Behind every compelling story is a person interpreting the data.
As PR professionals, we're sitting on a goldmine of client metrics, proprietary research, industry surveys and customer insights. But the real challenge isn’t accessing the data. It's knowing how to turn these metrics into newsworthy, insightful narratives that would pique a journalist's interest and capture readers' eyes.
The best data-driven stories offer compelling insights that challenge readers' assumptions or unlock a new understanding of a topic. To craft these stories effectively, we need to know where to find the data, how to shape the narrative, and the best way to secure coverage.
Mining Your Data for Story Gold
Your client is most likely sitting on a wealth of information waiting to be tapped into. But journalists don't want confirmation of what everyone already knows. Instead, they want the counterintuitive findings and early trend signals that challenge industry assumptions.
Surface-level statistics rarely tell the full story, so, as PR professionals, we must carefully frame and structure the findings as a state-of-the-industry report, a myth-buster, a trend prediction, or a practical "what this means for you" application.
When an MIT report claimed that 95% of generative AI pilots were failing, it sparked a massive industry debate. While critics questioned the study’s strict methodology, the headline dominated the news cycle and cast doubt on AI investments. However, this negative noise created an opening for a counter-narrative. When SymphonyAI released concrete numbers showing how AI is making a tangible difference across key verticals, this piqued the interest of a Forbes reporter and led to a great coverage piece that challenged a widely discussed report.
From Numbers to Narratives
Once you've identified compelling data, the story the data tells and how we package it up are just as important. To make the best stories with the data, craft compelling narratives that reveal how the findings are impacting consumers, C-suite executives or the industry as a whole.
Readers need to understand what these numbers mean for their business, with clear takeaways they can repeat in meetings. And when data gets dense, using visuals such as charts, infographics, and data visualizations can communicate in seconds what paragraphs struggle to convey.
Everseen’s The Future of AI in Retail report received coverage across key retail and grocery publications, such as:
- Women’s Wear Daily (WWD): Do Retailers Ambitious AI Goals Align With Consumer Expectations?
- Chain Store Age: Survey: Retailers call AI 'critical' for staying ahead of the competition
- RetailWire: How Should Retailers Address AI Transparency?

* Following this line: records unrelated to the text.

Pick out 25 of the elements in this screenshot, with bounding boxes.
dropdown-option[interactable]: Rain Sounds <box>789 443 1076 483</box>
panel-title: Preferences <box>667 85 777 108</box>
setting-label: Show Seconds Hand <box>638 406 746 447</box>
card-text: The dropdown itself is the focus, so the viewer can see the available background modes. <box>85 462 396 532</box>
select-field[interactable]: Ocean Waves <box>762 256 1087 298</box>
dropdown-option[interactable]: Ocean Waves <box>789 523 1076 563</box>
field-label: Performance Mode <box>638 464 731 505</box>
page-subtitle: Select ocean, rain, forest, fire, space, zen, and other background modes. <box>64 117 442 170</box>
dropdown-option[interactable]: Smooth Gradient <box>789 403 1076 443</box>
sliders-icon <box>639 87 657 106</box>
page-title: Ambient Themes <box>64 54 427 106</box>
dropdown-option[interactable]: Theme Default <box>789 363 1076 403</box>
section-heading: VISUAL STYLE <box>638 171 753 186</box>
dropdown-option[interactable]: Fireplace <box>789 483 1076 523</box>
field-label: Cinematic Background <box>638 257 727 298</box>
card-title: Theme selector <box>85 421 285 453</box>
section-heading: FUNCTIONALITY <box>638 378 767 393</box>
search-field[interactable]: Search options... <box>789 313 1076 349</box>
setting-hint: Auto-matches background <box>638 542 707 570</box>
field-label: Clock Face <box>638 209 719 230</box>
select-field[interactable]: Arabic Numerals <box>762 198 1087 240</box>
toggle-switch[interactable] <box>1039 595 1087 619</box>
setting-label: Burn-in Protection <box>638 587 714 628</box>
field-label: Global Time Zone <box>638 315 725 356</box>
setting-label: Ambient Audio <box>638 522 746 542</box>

These headlines and respective stories dive into the data and tell an insightful story for readers.
Why the Right Pitch Strategy Matters as Much as the Data Itself
Timing, exclusivity, and audience are critical to a successful data pitch. Offering journalists early or exclusive access creates urgency and boosts coverage potential, while aligning releases with industry events, earnings seasons, or relevant news cycles adds timely context that piques media interest.
Breaking the data into different audiences can be another way to maximize its reach and interest. The same report, or even a single data point, can be viewed from various angles that can impact different audiences. A report on AI infrastructure spending can be vital to C-suite executives as they realign their budgets for the following year, and it is also of interest to technical engineers to see which products are performing best.
From PR Pro to Trusted Storyteller
If telling a story from data were as simple as publishing a report, every top-tier publication would be flooded with them. The real skill lies in uncovering the insights that turn numbers into narratives, and it’s up to us as PR professionals to do just that. By doing so, we don’t just earn coverage; we position our clients as thought leaders, industry challengers, and influential voices that shape the conversation.